At the station, things are relatively quiet. It’s an undisturbed area where nature feels untouched. A flock of turkeys trot across the campus. Prairie grasses stand tall and strong on the hiking trails. In the distance birds and bugs compose a small symphony.
Minus the laptops that litter the camp and the cars waiting in the parking lot, it’s not too far off from what the legendary Great Plains authors once lived in.
“I loved being in nature,” said Kaylen Michaelis, a student in the course (ENGL 317). “And I think it helped facilitate a lot of the discussions of my course.”
The course was led by Emily Rau, a recent doctoral graduate from the English department and managing editor of the Willa Cather Archive. She had been to Cedar Point prior to teaching the course but had never explored it in the way she did during her two weeks as an instructor for ENGL 317.
Rau brought together authors like Willa Cather, Walter Echo Hawk and Loren Eisley for a thorough reading list that brought forth both indigenous and colonial perspectives of the times.
“I decided to change the theme of the class a bit, so it's still literature and environment obviously, but it's also bringing together indigenous voices and voices from a settler colonial background,” Rau said.
The course featured ten literature pieces that were discussed twice daily during class meeting times, and students were expected to have read up to 80 pages of the text between each meeting. Additionally, students filled out a journal that provided a deeper insight to their own experiences and epiphanies.
“They have to keep a reading/nature journal the whole they're here, and they have to do an entry, every day...where they will be like reflecting on the reading — I'll be giving guiding questions for them to do that — but also like reflecting on being in this place because a big part of the point of the class is to have a real immersive experience,” Rau said.
In addition to keeping their journals and doing their twice-daily discussions, the students also provided a research paper at the end of the course over a topic of their choosing. To break up their meetings and to truly envelop the students in the atmosphere of Ogallala, Rau would lead hikes or day trips to Lake McConaughy. The class even ventured to Fort Robinson, located west of Chadron in the northwest corner of Nebraska.

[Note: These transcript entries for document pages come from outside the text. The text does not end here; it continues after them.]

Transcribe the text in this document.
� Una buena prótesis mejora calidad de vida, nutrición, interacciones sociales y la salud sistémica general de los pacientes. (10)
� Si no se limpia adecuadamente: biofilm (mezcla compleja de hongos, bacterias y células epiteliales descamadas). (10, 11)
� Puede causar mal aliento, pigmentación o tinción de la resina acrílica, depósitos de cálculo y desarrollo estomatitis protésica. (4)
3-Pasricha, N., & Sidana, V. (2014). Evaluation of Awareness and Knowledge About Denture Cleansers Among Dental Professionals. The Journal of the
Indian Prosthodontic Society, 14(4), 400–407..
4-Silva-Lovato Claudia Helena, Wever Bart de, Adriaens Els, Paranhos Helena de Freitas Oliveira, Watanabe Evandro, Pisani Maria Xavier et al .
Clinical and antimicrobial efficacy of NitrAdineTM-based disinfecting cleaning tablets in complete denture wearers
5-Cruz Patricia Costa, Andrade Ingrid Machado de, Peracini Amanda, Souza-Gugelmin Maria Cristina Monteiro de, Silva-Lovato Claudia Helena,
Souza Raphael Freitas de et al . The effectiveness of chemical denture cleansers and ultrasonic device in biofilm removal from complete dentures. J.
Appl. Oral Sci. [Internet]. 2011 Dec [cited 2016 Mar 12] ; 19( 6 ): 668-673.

For the students in ENGL 317, the course provided an immersive, nature-filled way of fulfilling their studies. As an English major with a minor in Native American studies, Michaelis signed up for the course knowing that it would count towards her credits, but also because of her distinct interest in the humanities.
“I'm really interested in humanity's relationship with nature...so I'm excited to delve deeper into that, because now there's lots of different perspectives of how humanity kind of fits in.” Michaelis said.
For fellow student Sarah Hawkinson, the class was an exciting way to examine a subject she doesn’t often study as a biochemistry major.
“I thought this was a fun way to kind of see a different side of literature,” Hawkinson said.